La comida china de Sinaloa, y en particular de Los Mochis, es espectacular, con tintes propios e ingredientes fresquísimos. Una historia similar se encuentra detrás de la más modesta comunidad japonesa de la ciudad, que sin embargo le ha dado a la ciudad algunos platillos distintivos y únicos (las excéntricas uvolas, por ejemplo). Pero va más allá, la comida de Los Mochis, créanmelo, escapa definiciones: de allí son los mejores tacos de asada, allí se revolucionó el hot dog, pocos preparan los camarones como en esa comarca. Somos adictos a inventar platillos.
Los Mochis surge entonces casi como un accidente, tras el fracaso de construir un ferrocarril de Chihuahua al Pacífico, atravesando la impenetrable Sierra Madre Occidental.
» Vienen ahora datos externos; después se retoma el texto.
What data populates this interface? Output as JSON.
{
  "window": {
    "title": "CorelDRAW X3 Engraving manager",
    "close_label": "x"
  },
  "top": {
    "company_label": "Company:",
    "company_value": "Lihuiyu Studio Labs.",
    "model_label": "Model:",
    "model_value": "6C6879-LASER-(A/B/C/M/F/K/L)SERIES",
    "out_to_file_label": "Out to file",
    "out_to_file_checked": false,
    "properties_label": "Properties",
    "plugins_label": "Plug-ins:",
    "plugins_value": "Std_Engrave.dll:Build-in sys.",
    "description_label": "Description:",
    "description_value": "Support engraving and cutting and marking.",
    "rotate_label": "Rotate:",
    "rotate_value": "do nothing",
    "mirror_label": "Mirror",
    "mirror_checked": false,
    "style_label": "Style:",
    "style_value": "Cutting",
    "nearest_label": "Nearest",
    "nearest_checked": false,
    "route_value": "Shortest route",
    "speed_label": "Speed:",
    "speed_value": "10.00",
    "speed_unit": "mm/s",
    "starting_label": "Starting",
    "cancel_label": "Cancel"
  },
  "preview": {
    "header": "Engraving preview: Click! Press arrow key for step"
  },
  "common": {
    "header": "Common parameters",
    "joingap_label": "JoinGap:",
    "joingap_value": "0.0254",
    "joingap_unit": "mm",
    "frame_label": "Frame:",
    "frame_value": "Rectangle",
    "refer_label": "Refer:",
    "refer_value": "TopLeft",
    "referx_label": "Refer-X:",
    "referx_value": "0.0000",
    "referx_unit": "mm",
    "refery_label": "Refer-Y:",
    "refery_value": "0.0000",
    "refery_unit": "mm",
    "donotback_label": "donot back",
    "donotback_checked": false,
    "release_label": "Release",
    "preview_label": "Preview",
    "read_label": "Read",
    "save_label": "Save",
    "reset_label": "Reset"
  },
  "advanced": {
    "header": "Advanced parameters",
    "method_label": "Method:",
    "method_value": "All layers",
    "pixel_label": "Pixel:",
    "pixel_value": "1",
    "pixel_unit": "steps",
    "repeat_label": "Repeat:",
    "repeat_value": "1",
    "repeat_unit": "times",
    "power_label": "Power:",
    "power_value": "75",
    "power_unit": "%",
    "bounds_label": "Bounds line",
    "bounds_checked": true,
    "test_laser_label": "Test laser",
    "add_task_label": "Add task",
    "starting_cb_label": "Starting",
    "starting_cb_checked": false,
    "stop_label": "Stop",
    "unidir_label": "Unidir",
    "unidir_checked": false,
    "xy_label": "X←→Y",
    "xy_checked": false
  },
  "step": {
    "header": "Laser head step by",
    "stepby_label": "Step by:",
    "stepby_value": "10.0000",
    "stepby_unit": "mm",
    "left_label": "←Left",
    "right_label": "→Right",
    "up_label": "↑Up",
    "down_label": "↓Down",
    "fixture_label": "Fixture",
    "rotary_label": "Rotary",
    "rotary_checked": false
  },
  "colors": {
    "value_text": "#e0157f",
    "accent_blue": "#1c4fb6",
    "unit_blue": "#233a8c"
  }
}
Pero el propósito secreto era otro: la distancia más corta entre el puerto más importante del Atlántico, la ciudad de Nueva York, y el Océano Pacífico es justo el eje que termina en Los Mochis-Topolobampo. En los cálculos del empresario socialista Albert K Owen estaba la conexión de los dos mayores océanos del mundo en Los Mochis. Parece que a eso le llamamos estos días “near shoring”.
Un origen multi racial, proletariamente cosmopolita, poblada con trabajadores marginales de muchas partes del mundo (la comunidad griega que cultivó el tomate, los catalanes agricultores de papa) y los migrantes de todo el país (notablemente los nayaritas, como mi padre) que fueron engrosando esa comunidad novísima provenientes de las obras del tren, del desarrollo del mayor distrito agrícola de nuestro país, de la agroindustria (de allí son los famosos tomatitos Del Fuerte), y del emporio pesquero asentado en esa región. Los Mochis es el gran granero y pesquería de México.
Yo llegué a esa ciudad de migrantes a los cinco años, proveniente de Escuinapa, Sinaloa, pero nacido en Monclova, Coahuila (échenle la culpa de esta errancia al profe Chencho Amador). Pero desde entonces, y creo que hasta que todo sea, mi alma chilanga es mochitense.
Aún lo recuerdo con sus vívidos colores: la noche en que mi padre nos lleva a nuestro primer partido de beisbol en el estadio Emilio Ibarra Almada. Recuerdo el verde de la grama apareciendo al subir la rampa de las gradas. Que otros se queden con el Real Madrid o el Manchester City. El equipo de mis amores será siempre los campeonísimos Cañeros de Los Mochis, por más que la corona nos toque cada veinte años.
Por más lejos que esté me basta cerrar los ojos para regresar a esa calle callada en las noches de mi infancia, en donde fui plenamente feliz al lado de mis padres, en donde hice amigos que serán de por vida, en donde conocí el amor y el dolor de la muerte. Los Mochis no es mi elección, es mi destino. Y lo acepto.